The human brain does not work like a computer

The human brain does not work like a computer!

According to senior research psychologist Robert Epstein at the American Institute for Behavioral Research and Technology, author of 15 books, and former editor-in-chief of Psychology Today in his Aeon article entitled “The Empty Brain”:

“Forgive me for this introduction to computing, but I need to be clear: computers really do operate on symbolic representations of the world. They really store and retrieve. They really process. They really have physical memories. They really are guided in everything they do, without exception, by algorithms.

Humans, on the other hand, do not — never did, never will. Given this reality, why do so many scientists talk about our mental life as if we were computers?”

For more than 1,600 years beginning in the 3rd century B.C., human philosophers believed that our brains worked based on a hydraulic model. There were four fluids that flowed in human bodies that explained human thought and action. These fluids were called “humours”.

Then in the 1500s A.D., Rene Descartes, looking at the springs and gears of engines powered by water and wind, asserted that humans were really complex machines. In the 1600s, Thomas Hobbes suggested that thought came as a result of small mechanical motions in the brain.

In the 1700s, after electricity had been observed and studied, and an understanding of chemistry developed, new theories about the brain and intelligence followed as metaphors of scientific theories. By the 1800s German physicist Hermann von Helmhotz described the brain as operating like the telegraph.

In the 1940s simple computers were developed. Scientists postulated that the brain operated like a computer. Mathematician John von Neumann stated dogmatically that our human nervous system was “prima facie digital”.

In 2013, Ray Kurzweil in his book “How to Create a Mind: The Secret of Human Thought Revealed” described the workings of the brain as a data processor, with the brain itself resembling integrated circuitry in its structure.

In 2021, Epstein challenged scientific researchers at prestigious research institutes to “account for intelligent human behavior without reference to any aspect of the IP [information processing] metaphor. They couldn’t do it…. In other words, they couldn’t offer an alternative.”

The problem, according to Epstein, is that by creating a computer metaphor of the human brain, scientific researchers have limited their ability to break away from the intellectual structures they developed to explain how the brain works.

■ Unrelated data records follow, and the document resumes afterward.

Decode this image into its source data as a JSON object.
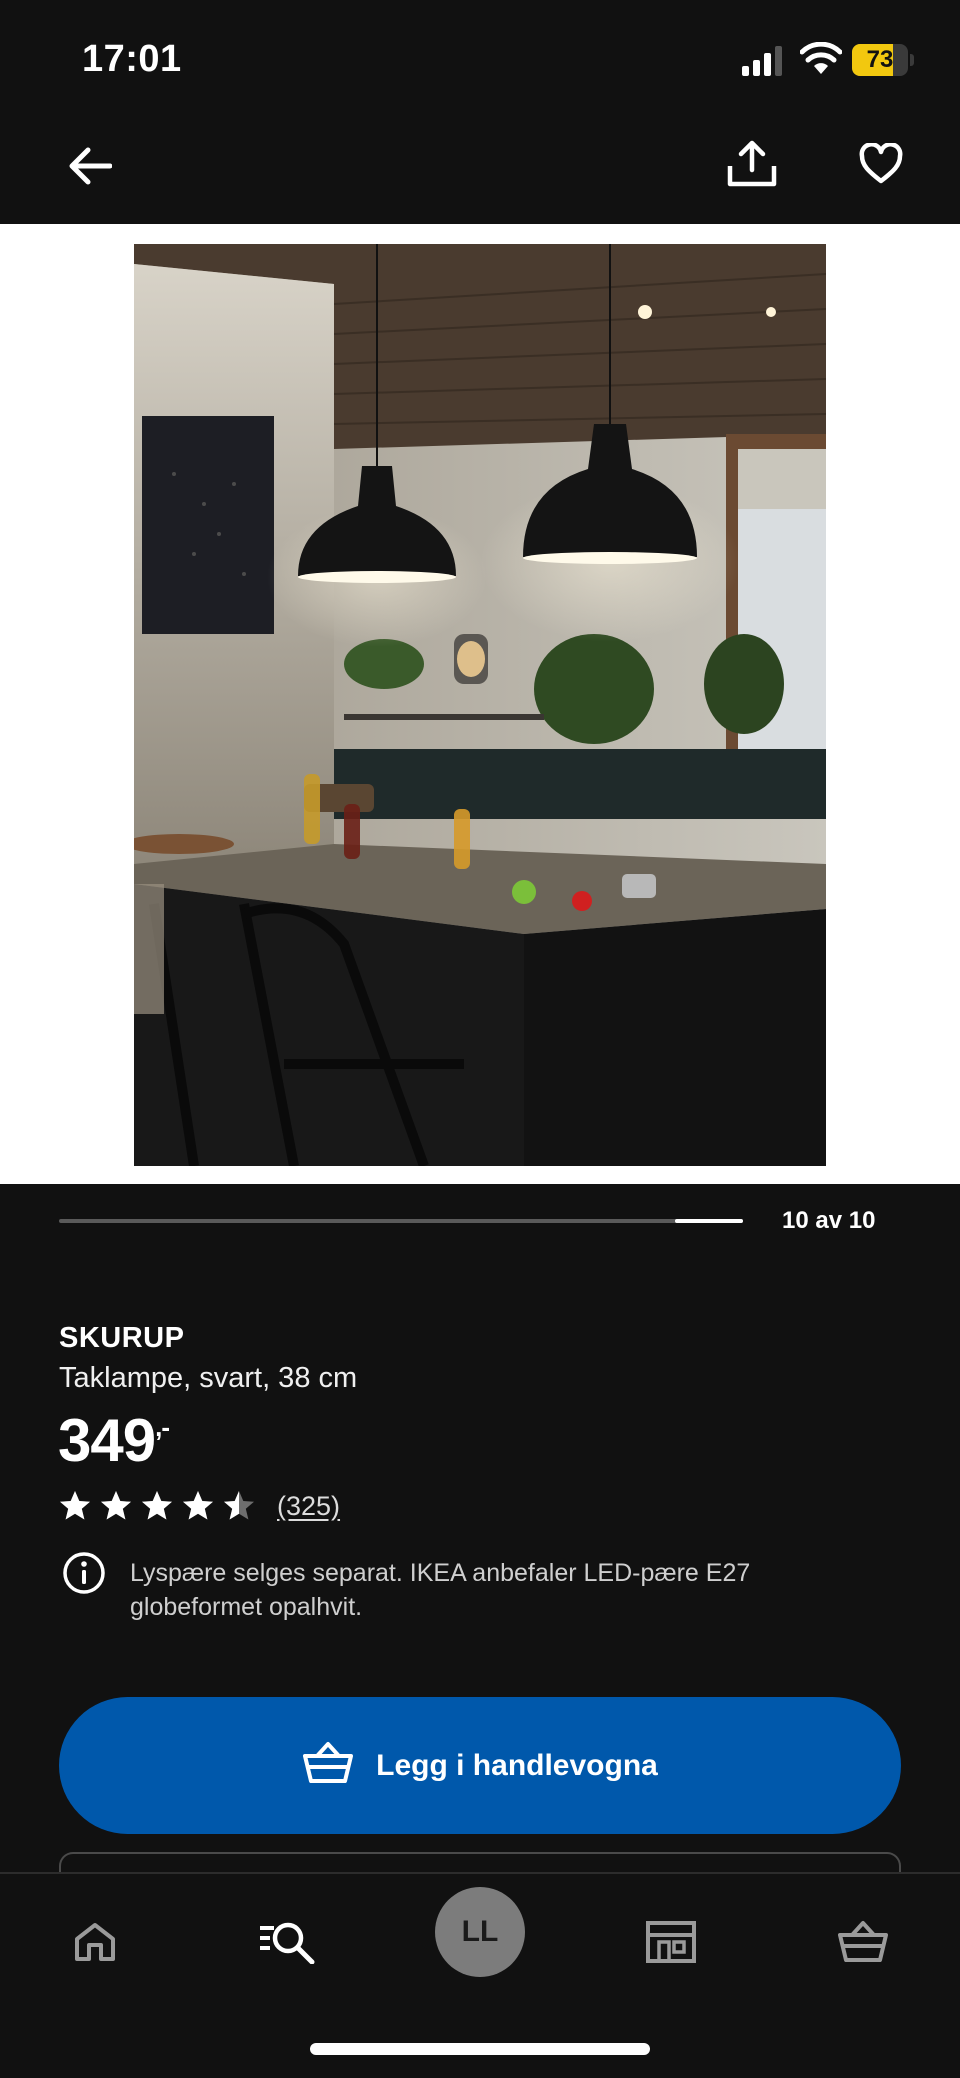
{
  "status_bar": {
    "time": "17:01",
    "battery_level": "73",
    "battery_percent": 73,
    "battery_color": "#f2c80f",
    "icons": [
      "signal-icon",
      "wifi-icon",
      "battery-icon"
    ]
  },
  "top_nav": {
    "icons": [
      "back-arrow-icon",
      "share-icon",
      "heart-icon"
    ]
  },
  "gallery": {
    "counter": "10 av 10",
    "current": 10,
    "total": 10
  },
  "product": {
    "name": "SKURUP",
    "description": "Taklampe, svart, 38 cm",
    "price": "349",
    "price_suffix": ",-",
    "rating": 4.5,
    "rating_max": 5,
    "review_count": "(325)",
    "info_text": "Lyspære selges separat. IKEA anbefaler LED-pære E27 globeformet opalhvit."
  },
  "cart_button": {
    "label": "Legg i handlevogna",
    "color": "#0058ab"
  },
  "tab_bar": {
    "profile_initials": "LL",
    "tabs": [
      "home-icon",
      "search-icon",
      "avatar",
      "store-icon",
      "cart-icon"
    ]
  }
}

This is what is called a syllogism—having two reasonable premises, but drawing a faulty conclusion based upon the premises. According to Epstein: “Reasonable premise #1: all computers are capable of behaving intelligently. Reasonable premise #2: all computers are information processors. Faulty conclusion: all entities that are capable of behaving intelligently are information processors.”

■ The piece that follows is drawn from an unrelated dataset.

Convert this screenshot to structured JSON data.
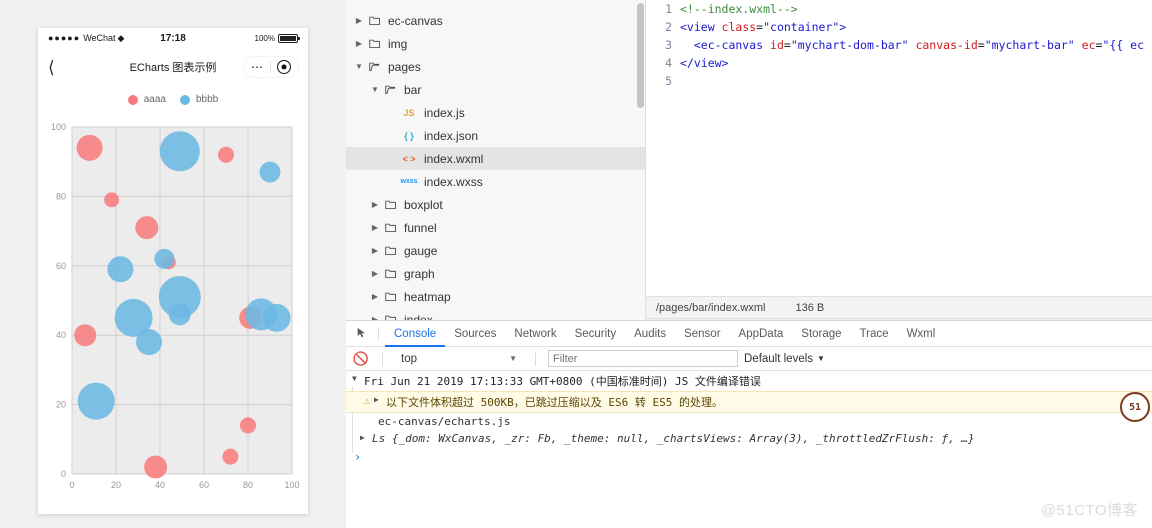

So, just like there was the faulty assumption that the human brain operated according to the hydraulics of four liquids in 3 BC and later as machines, so also, the current metaphor that human brains are Information processors, should too, be rejected.

We know we possess memories, but we don’t know where or how they are stored, or even how they are retrieved. We only have hypotheses — guesses. In reality, we simply don’t know how or why the brain works the way it does.

Contrary to what historian Yuval Noah Harari has asserted in his book “Homo Deus”, we won’t be able to attain immortality by the development of super computers that we attach to our brains. Each person processes an event in a way unique to that person’s life experiences and genetic makeup.

Every individual possesses 86 billion neurons, give or take a few billion, with 100 trillion interconnections. “That vast pattern would mean nothing outside the body of the brain that produced it.”

Epstein concludes his article by emphatically stating: “We are organisms, not computers. Get over it…. The IP metaphor has had a half-century run, producing few, if any insights along the way. The time has come to hit the DELETE key.”

Faulty metaphors about how our brains actually function as they do is a mystery to us and will be for centuries, if not forever. We don’t need to worry that Artificial Intelligence will destroy millions of jobs. Machines and computers may change our lives, but human beings are still going to be necessary. Human beings will not become obsolete. Admitting our ignorance of how our brains operate and rejecting puny metaphors is a giant step in our struggle to understand our own behavior.

Humility must reign, not artificially created and faulty constructs.